Separazione dei coniugi e affidamento condiviso dei figli

SEPARAZIONE DEI CONIUGI – AFFIDAMENTO CONDIVISO DEI FIGLI CON COLLOCAMENTO INVARIATO – “ASSEGNAZIONE DELLA CASA CONIUGALE AI FIGLI” – SOLUZIONE ALTERNATIVA RISPETTO A QUELLA PROSPETTATA DALLE NUOVE LINEE GUIDA DEL TRIBUNALE DI BRINDISI.

Tribunale di Genova – decreto di omologazione del 25 giugno 2015

FATTO

Due coniugi, depositato ricorso per separazione consensuale, nel periodo tra detto deposito e l’udienza presidenziale, sperimentavano una soluzione alternativa al collocamentoclaudio cellamare privilegiato del figlio presso un genitore (con conseguente spostamento dello stesso presso altra abitazione nei giorni di competenza dell’altro genitore), prevedendo il collocamento invariato del bambino presso la casa coniugale con alternanza dei genitori ogni sette giorni. L’accordo, inoltre, prevedeva che le spese dell’abitazione venissero divise al 50% e non vi fosse la corresponsione di assegni di mantenimento, atteso che ogni genitore avrebbe provveduto alle esigenze del figlio nei periodi di spettanza della dimora nella casa coniugale).
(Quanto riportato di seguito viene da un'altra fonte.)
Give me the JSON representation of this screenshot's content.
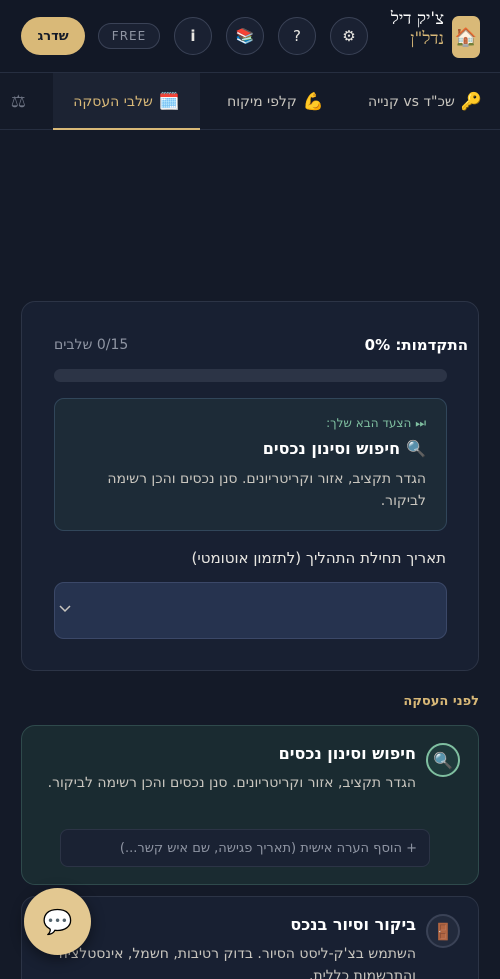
{
  "header": {
    "brand_line1": "צ'יק דיל",
    "brand_line2": "נדל\"ן",
    "logo_icon": "🏠",
    "settings_icon": "⚙",
    "help_icon": "?",
    "library_icon": "📚",
    "info_icon": "i",
    "plan_badge": "FREE",
    "upgrade_label": "שדרג",
    "accent_color": "#d9b978"
  },
  "tabs": [
    {
      "label": "שכ\"ד vs קנייה",
      "icon": "🔑"
    },
    {
      "label": "קלפי מיקוח",
      "icon": "💪"
    },
    {
      "label": "שלבי העסקה",
      "icon": "🗓️",
      "active": true
    },
    {
      "label": "",
      "icon": "⚖"
    }
  ],
  "progress": {
    "label": "התקדמות: 0%",
    "count": "0/15 שלבים",
    "percent": 0
  },
  "next_step": {
    "hint": "⏭ הצעד הבא שלך:",
    "icon": "🔍",
    "title": "חיפוש וסינון נכסים",
    "description": "הגדר תקציב, אזור וקריטריונים. סנן נכסים והכן רשימה לביקור."
  },
  "date_field": {
    "label": "תאריך תחילת התהליך (לתזמון אוטומטי)",
    "chevron_icon": "⌄"
  },
  "section_title": "לפני העסקה",
  "steps": [
    {
      "icon": "🔍",
      "title": "חיפוש וסינון נכסים",
      "description": "הגדר תקציב, אזור וקריטריונים. סנן נכסים והכן רשימה לביקור.",
      "note_placeholder": "+ הוסף הערה אישית (תאריך פגישה, שם איש קשר...)"
    },
    {
      "icon": "🚪",
      "title": "ביקור וסיור בנכס",
      "description": "השתמש בצ'ק-ליסט הסיור. בדוק רטיבות, חשמל, אינסטלציה והתרשמות כללית."
    }
  ],
  "chat_icon": "💬"
}
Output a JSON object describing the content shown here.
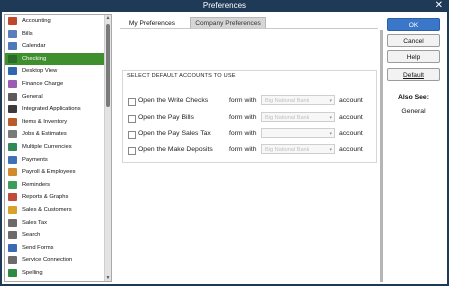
{
  "window": {
    "title": "Preferences",
    "close_glyph": "✕"
  },
  "sidebar": {
    "items": [
      {
        "label": "Accounting",
        "icon": "accounting-icon",
        "color": "#c0472e"
      },
      {
        "label": "Bills",
        "icon": "bills-icon",
        "color": "#5a7dbb"
      },
      {
        "label": "Calendar",
        "icon": "calendar-icon",
        "color": "#4f79b9"
      },
      {
        "label": "Checking",
        "icon": "checking-icon",
        "color": "#2a6b2a"
      },
      {
        "label": "Desktop View",
        "icon": "desktop-view-icon",
        "color": "#2f66b0"
      },
      {
        "label": "Finance Charge",
        "icon": "finance-charge-icon",
        "color": "#9a5bb3"
      },
      {
        "label": "General",
        "icon": "general-icon",
        "color": "#5b5b5b"
      },
      {
        "label": "Integrated Applications",
        "icon": "integrated-applications-icon",
        "color": "#3b3b3b"
      },
      {
        "label": "Items & Inventory",
        "icon": "items-inventory-icon",
        "color": "#b85c2c"
      },
      {
        "label": "Jobs & Estimates",
        "icon": "jobs-estimates-icon",
        "color": "#7a7a7a"
      },
      {
        "label": "Multiple Currencies",
        "icon": "multiple-currencies-icon",
        "color": "#2e8b57"
      },
      {
        "label": "Payments",
        "icon": "payments-icon",
        "color": "#3d73b6"
      },
      {
        "label": "Payroll & Employees",
        "icon": "payroll-employees-icon",
        "color": "#d08b2f"
      },
      {
        "label": "Reminders",
        "icon": "reminders-icon",
        "color": "#3c9c5a"
      },
      {
        "label": "Reports & Graphs",
        "icon": "reports-graphs-icon",
        "color": "#c14b3a"
      },
      {
        "label": "Sales & Customers",
        "icon": "sales-customers-icon",
        "color": "#d6a22b"
      },
      {
        "label": "Sales Tax",
        "icon": "sales-tax-icon",
        "color": "#6b6b6b"
      },
      {
        "label": "Search",
        "icon": "search-icon",
        "color": "#6b6b6b"
      },
      {
        "label": "Send Forms",
        "icon": "send-forms-icon",
        "color": "#3c69b4"
      },
      {
        "label": "Service Connection",
        "icon": "service-connection-icon",
        "color": "#6b6b6b"
      },
      {
        "label": "Spelling",
        "icon": "spelling-icon",
        "color": "#2f8a42"
      }
    ],
    "selected_index": 3
  },
  "tabs": {
    "my": "My Preferences",
    "company": "Company Preferences"
  },
  "section": {
    "title": "SELECT DEFAULT ACCOUNTS TO USE",
    "form_with": "form with",
    "account": "account",
    "rows": [
      {
        "label": "Open the Write Checks",
        "dropdown": "Big National Bank",
        "checked": false
      },
      {
        "label": "Open the Pay Bills",
        "dropdown": "Big National Bank",
        "checked": false
      },
      {
        "label": "Open the Pay Sales Tax",
        "dropdown": "",
        "checked": false
      },
      {
        "label": "Open the Make Deposits",
        "dropdown": "Big National Bank",
        "checked": false
      }
    ]
  },
  "buttons": {
    "ok": "OK",
    "cancel": "Cancel",
    "help": "Help",
    "default": "Default"
  },
  "also_see": {
    "title": "Also See:",
    "link": "General"
  }
}
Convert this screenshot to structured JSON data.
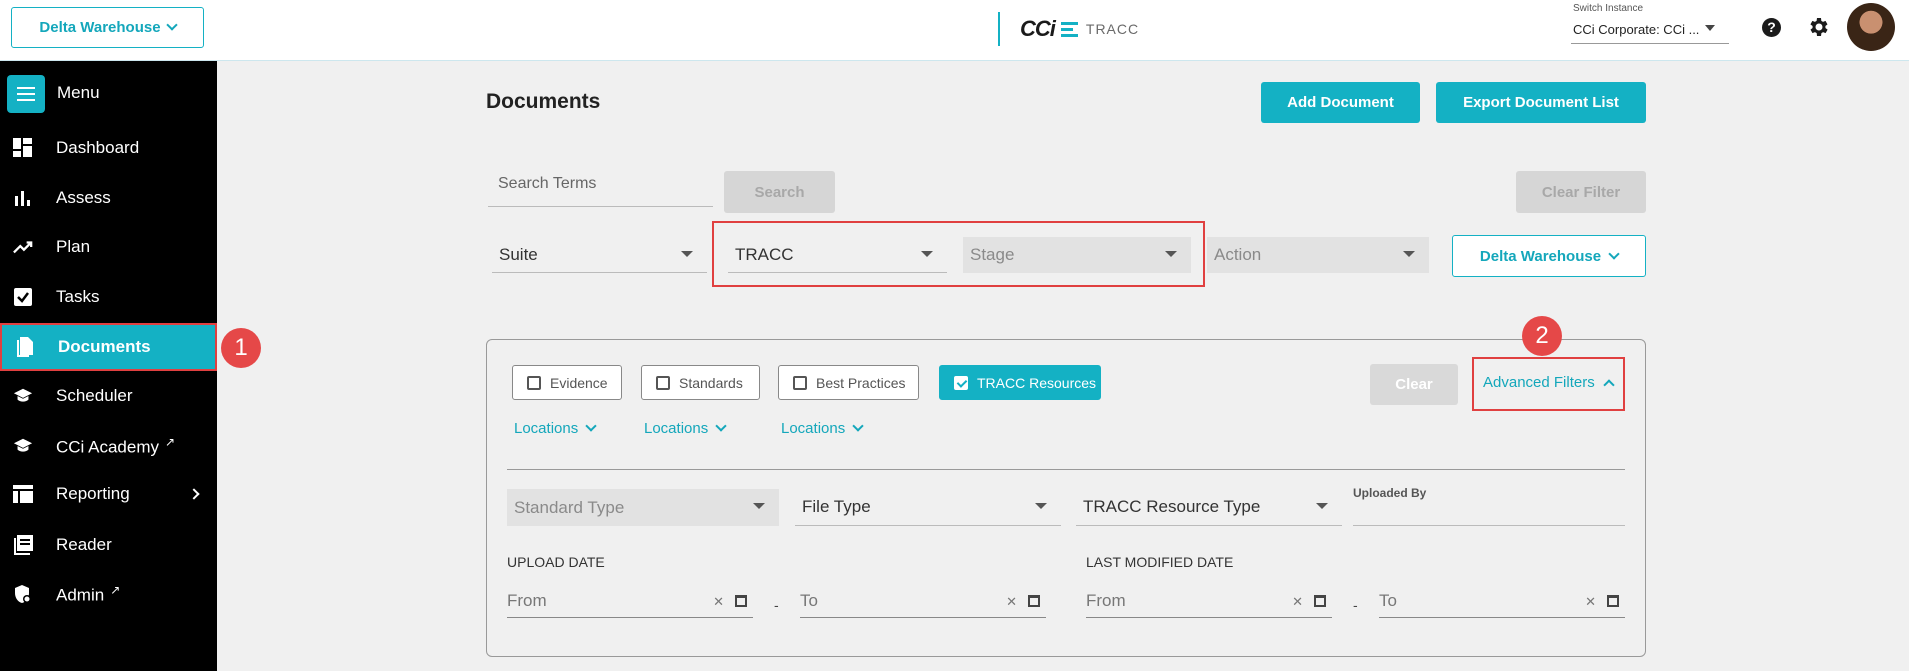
{
  "topbar": {
    "warehouse_button": "Delta Warehouse",
    "logo_text": "CCi",
    "logo_product": "TRACC",
    "switch_instance_label": "Switch Instance",
    "switch_instance_value": "CCi Corporate: CCi ..."
  },
  "sidebar": {
    "menu_label": "Menu",
    "items": [
      {
        "label": "Dashboard",
        "icon": "dashboard-icon"
      },
      {
        "label": "Assess",
        "icon": "bar-chart-icon"
      },
      {
        "label": "Plan",
        "icon": "trend-icon"
      },
      {
        "label": "Tasks",
        "icon": "checkbox-icon"
      },
      {
        "label": "Documents",
        "icon": "document-icon",
        "active": true
      },
      {
        "label": "Scheduler",
        "icon": "mortarboard-icon"
      },
      {
        "label": "CCi Academy",
        "icon": "mortarboard-icon",
        "external": true
      },
      {
        "label": "Reporting",
        "icon": "table-icon",
        "submenu": true
      },
      {
        "label": "Reader",
        "icon": "reader-icon"
      },
      {
        "label": "Admin",
        "icon": "admin-icon",
        "external": true
      }
    ]
  },
  "callouts": {
    "one": "1",
    "two": "2"
  },
  "main": {
    "title": "Documents",
    "add_document": "Add Document",
    "export_list": "Export Document List",
    "search_placeholder": "Search Terms",
    "search_button": "Search",
    "clear_filter_button": "Clear Filter",
    "suite": "Suite",
    "tracc": "TRACC",
    "stage": "Stage",
    "action": "Action",
    "warehouse_dropdown": "Delta Warehouse"
  },
  "panel": {
    "chips": [
      {
        "label": "Evidence",
        "checked": false
      },
      {
        "label": "Standards",
        "checked": false
      },
      {
        "label": "Best Practices",
        "checked": false
      },
      {
        "label": "TRACC Resources",
        "checked": true
      }
    ],
    "locations": [
      "Locations",
      "Locations",
      "Locations"
    ],
    "clear_button": "Clear",
    "advanced_filters": "Advanced Filters",
    "standard_type": "Standard Type",
    "file_type": "File Type",
    "tracc_resource_type": "TRACC Resource Type",
    "uploaded_by": "Uploaded By",
    "upload_date_label": "UPLOAD DATE",
    "last_modified_label": "LAST MODIFIED DATE",
    "from": "From",
    "to": "To"
  },
  "colors": {
    "accent": "#14b1c4",
    "highlight": "#e04040",
    "sidebar": "#000000"
  }
}
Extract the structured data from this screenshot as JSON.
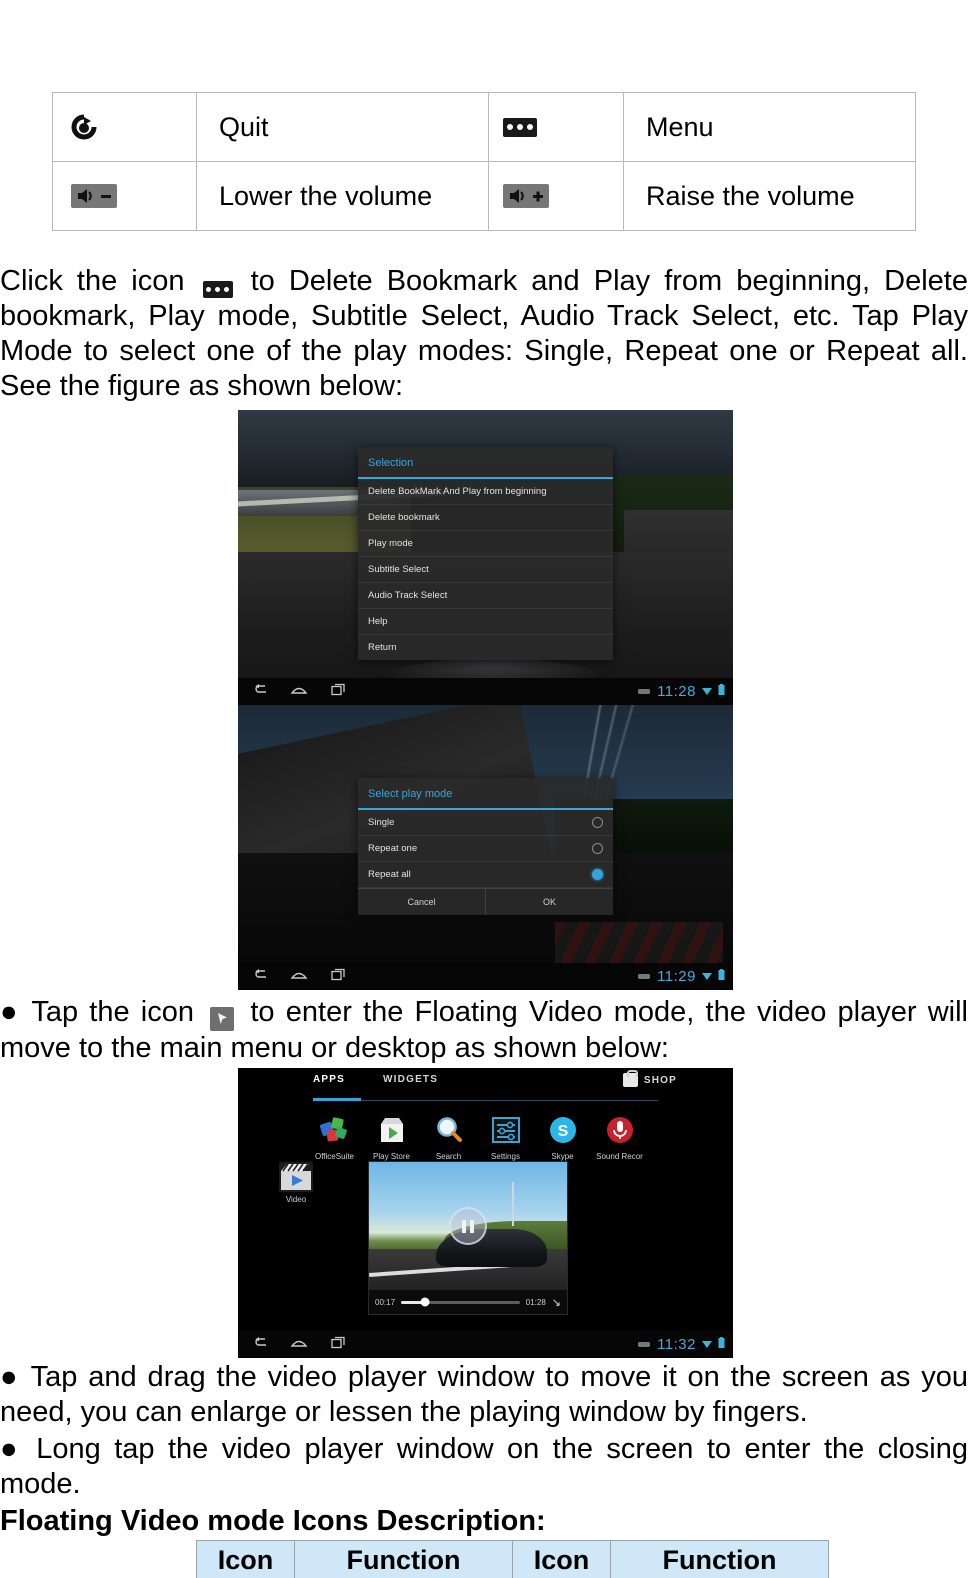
{
  "top_table": {
    "rows": [
      {
        "icon_left": "refresh-circle-icon",
        "fn_left": "Quit",
        "icon_right": "menu-dots-icon",
        "fn_right": "Menu"
      },
      {
        "icon_left": "volume-down-icon",
        "fn_left": "Lower the volume",
        "icon_right": "volume-up-icon",
        "fn_right": "Raise the volume"
      }
    ]
  },
  "paragraphs": {
    "p1_a": "Click the icon",
    "p1_b": "to Delete Bookmark and Play from beginning, Delete bookmark, Play mode, Subtitle Select, Audio Track Select, etc. Tap Play Mode to select one of the play modes: Single, Repeat one or Repeat all. See the figure as shown below:",
    "p2_a": "● Tap the icon",
    "p2_b": "to enter the Floating Video mode, the video player will move to the main menu or desktop as shown below:",
    "p3": "● Tap and drag the video player window to move it on the screen as you need, you can enlarge or lessen the playing window by fingers.",
    "p4": "● Long tap the video player window on the screen to enter the closing mode.",
    "p5": "Floating Video mode Icons Description:"
  },
  "screenshot1": {
    "dialog_title": "Selection",
    "items": [
      "Delete BookMark And Play from beginning",
      "Delete bookmark",
      "Play mode",
      "Subtitle Select",
      "Audio Track Select",
      "Help",
      "Return"
    ],
    "clock": "11:28",
    "nav": [
      "back-icon",
      "home-icon",
      "recents-icon"
    ],
    "status_icons": [
      "usb-icon",
      "wifi-icon",
      "battery-icon"
    ]
  },
  "screenshot2": {
    "dialog_title": "Select play mode",
    "options": [
      {
        "label": "Single",
        "selected": false
      },
      {
        "label": "Repeat one",
        "selected": false
      },
      {
        "label": "Repeat all",
        "selected": true
      }
    ],
    "buttons": {
      "cancel": "Cancel",
      "ok": "OK"
    },
    "clock": "11:29",
    "nav": [
      "back-icon",
      "home-icon",
      "recents-icon"
    ],
    "status_icons": [
      "usb-icon",
      "wifi-icon",
      "battery-icon"
    ]
  },
  "screenshot3": {
    "tabs": [
      "APPS",
      "WIDGETS"
    ],
    "active_tab": "APPS",
    "shop_label": "SHOP",
    "apps": [
      {
        "label": "OfficeSuite",
        "icon": "officesuite-icon"
      },
      {
        "label": "Play Store",
        "icon": "play-store-icon"
      },
      {
        "label": "Search",
        "icon": "search-icon"
      },
      {
        "label": "Settings",
        "icon": "settings-icon"
      },
      {
        "label": "Skype",
        "icon": "skype-icon"
      },
      {
        "label": "Sound Recor",
        "icon": "sound-recorder-icon"
      }
    ],
    "video_app": {
      "label": "Video",
      "icon": "video-app-icon"
    },
    "player": {
      "elapsed": "00:17",
      "duration": "01:28",
      "state": "paused",
      "resize_icon": "resize-handle-icon"
    },
    "clock": "11:32",
    "nav": [
      "back-icon",
      "home-icon",
      "recents-icon"
    ],
    "status_icons": [
      "usb-icon",
      "wifi-icon",
      "battery-icon"
    ]
  },
  "bottom_table": {
    "headers": [
      "Icon",
      "Function",
      "Icon",
      "Function"
    ],
    "header_bg": "#cfe7f7"
  },
  "colors": {
    "accent_blue": "#37a8db",
    "table_header_blue": "#cfe7f7",
    "border_gray": "#b9b9b9"
  }
}
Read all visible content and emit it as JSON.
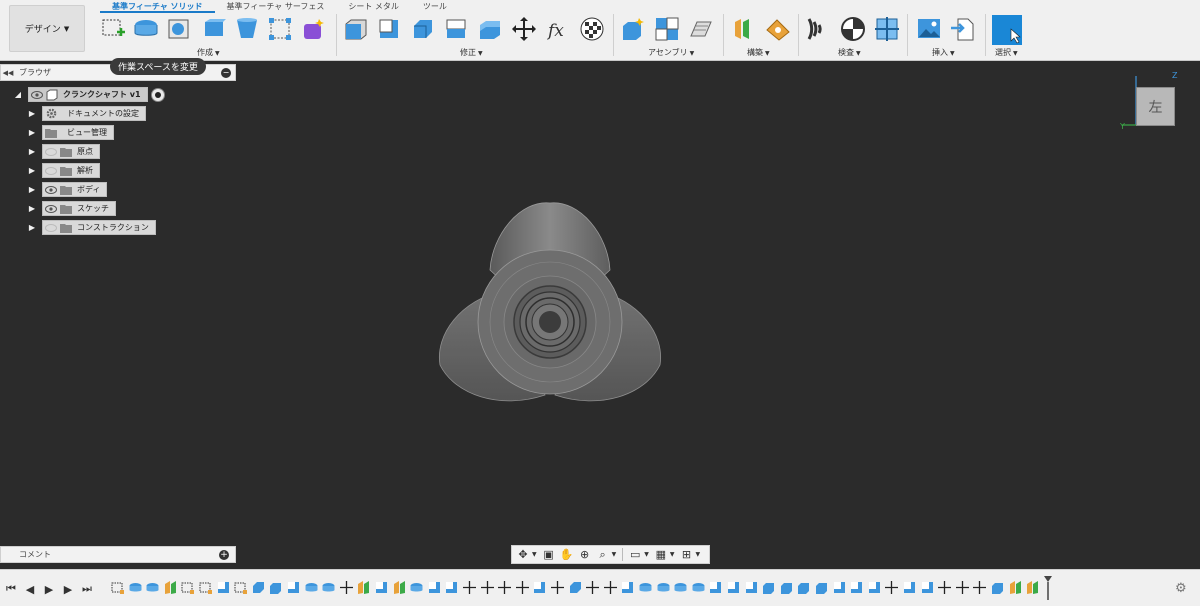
{
  "toolbar": {
    "workspace_button": "デザイン",
    "tabs": [
      "基準フィーチャ ソリッド",
      "基準フィーチャ サーフェス",
      "シート メタル",
      "ツール"
    ],
    "groups": [
      "作成",
      "修正",
      "アセンブリ",
      "構築",
      "検査",
      "挿入",
      "選択"
    ]
  },
  "tooltip": "作業スペースを変更",
  "browser": {
    "title": "ブラウザ",
    "root": "クランクシャフト v1",
    "items": [
      "ドキュメントの設定",
      "ビュー管理",
      "原点",
      "解析",
      "ボディ",
      "スケッチ",
      "コンストラクション"
    ]
  },
  "viewcube": {
    "face_label": "左",
    "axis_z": "Z",
    "axis_y": "Y"
  },
  "comments": {
    "label": "コメント"
  },
  "colors": {
    "accent": "#1a7ac8",
    "canvas": "#2b2b2b",
    "icon_blue": "#3d95dc"
  }
}
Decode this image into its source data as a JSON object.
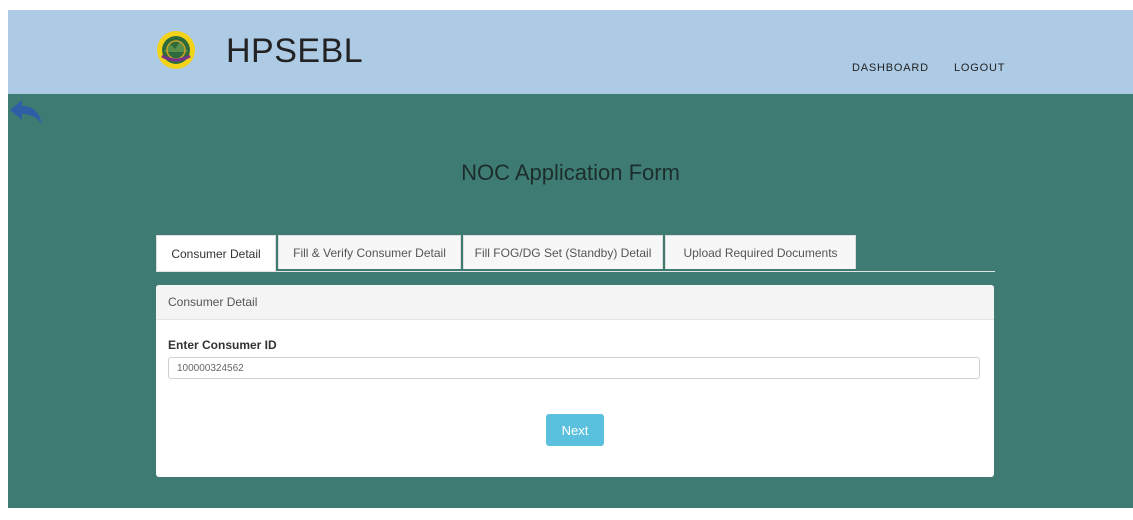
{
  "header": {
    "brand": "HPSEBL",
    "nav": {
      "dashboard": "DASHBOARD",
      "logout": "LOGOUT"
    }
  },
  "page": {
    "title": "NOC Application Form"
  },
  "tabs": [
    {
      "label": "Consumer Detail",
      "active": true
    },
    {
      "label": "Fill & Verify Consumer Detail",
      "active": false
    },
    {
      "label": "Fill FOG/DG Set (Standby) Detail",
      "active": false
    },
    {
      "label": "Upload Required Documents",
      "active": false
    }
  ],
  "panel": {
    "heading": "Consumer Detail",
    "field_label": "Enter Consumer ID",
    "consumer_id_value": "100000324562",
    "next_label": "Next"
  },
  "colors": {
    "header_bg": "#aecbe6",
    "page_bg": "#3e7b73",
    "button_bg": "#5bc0de",
    "back_arrow": "#2d5fa6"
  },
  "icons": {
    "logo": "hpsebl-emblem",
    "back": "back-arrow-icon"
  }
}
Il Tribunale preso atto del buon esito di questa sperimentazione, omologava l’accordo di separazione.

 COMMENTO

Ho ritenuto interessante commentare questo provvedimento di un paio di anni fa, in quanto, ritengo che le soluzioni ivi adottate (quando praticabili) siano preferibili sia all’affidamento condiviso con collocamento prevalente presso un genitore, sia al nuovo indirizzo che proviene dal Tribunale di Brindisi che, semplicemente, cancella il concetto di collocazione prevalente (che precisa non essere mai stato previsto dalla L.54/2006 sull’affido condiviso).

L’accordo omologato dal Tribunale di Genova ritiene primario l’interesse della prole e si pone in netta contrapposizione con quanto sostenuto, di recente, nelle linee guida del Tribunale di Brindisi (pubblicate alcuni giorni fa) che ritiene prevalente la soluzione del problema di assegnazione della casa coniugale; infatti, in dette linee guida si legge che con l’addio al collocamento prevalente verrebbe meno il problema dell’assegnazione della casa coniugale in quanto, dovendo il figlio frequentare in modo equilibrato entrambi i genitori, l’immobile resterebbe al proprietario senza possibilità di contestazioni.

Il Tribunale di Genova, nel rispetto del dettato dell’art. 337-ter C.C., ed avendo quale “faro” l’esclusivo interesse morale e materiale della prole, prendendo atto degli accordi intervenuti tra i genitori, ha ritenuto che, in tale maniera, il minore avesse la possibilità di mantenere un rapporto equilibrato e continuativo con ciascuno dei genitori, di ricevere cura, educazione, istruzione e assistenza morale da entrambi.

I coniugi, consci della fine della relazione coniugale, hanno, anche con l’aiuto degli operatori del diritto, saputo valorizzare il loro ruolo di genitore nel preminente interesse del figlio. Infatti, in sede di Udienza Presidenziale, dichiaravano a verbale che “un eventuale diversa modalità di componimento dei nuovi assetti derivanti dalla separazione coniugale, costituirebbe per loro fonte di tensione e preludio di un conflitto che si è invece voluto scongiurare nel preminente interesse del figlio”.

Purtroppo questa soluzione non è attuabile in tutti i casi sia per ragioni logistico-economiche (entrambi i coniugi dovrebbero avere un’altra abitazione oltre alla ex casa coniugale) sia per il livello di conflittualità dei genitori. Prova ne è che oltre al provvedimento in commento, ne ho trovati ben pochi (cfr. Trib. Varese decr. n.158/13, in cui i coniugi, tra l’altro, si alternavano anche nel curare il gatto).

La separazione di due coniugi non è mai indolore per i figli e il compito di “genitore” non può esaurirsi con la fine di un matrimonio.

L’accordo omologato dal Tribunale di Genova nel 2015 è la dimostrazione che, nonostante la fine di un rapporto coniugale, i genitori hanno saputo preservare la prole da continui e traumatici spostamenti da un abitazione all’altra.

Qualora le possibilità economiche lo consentano, credo che la soluzione omologata dal Tribunale di Genova sia la più auspicabile: la casa coniugale viene assegnata ai figli!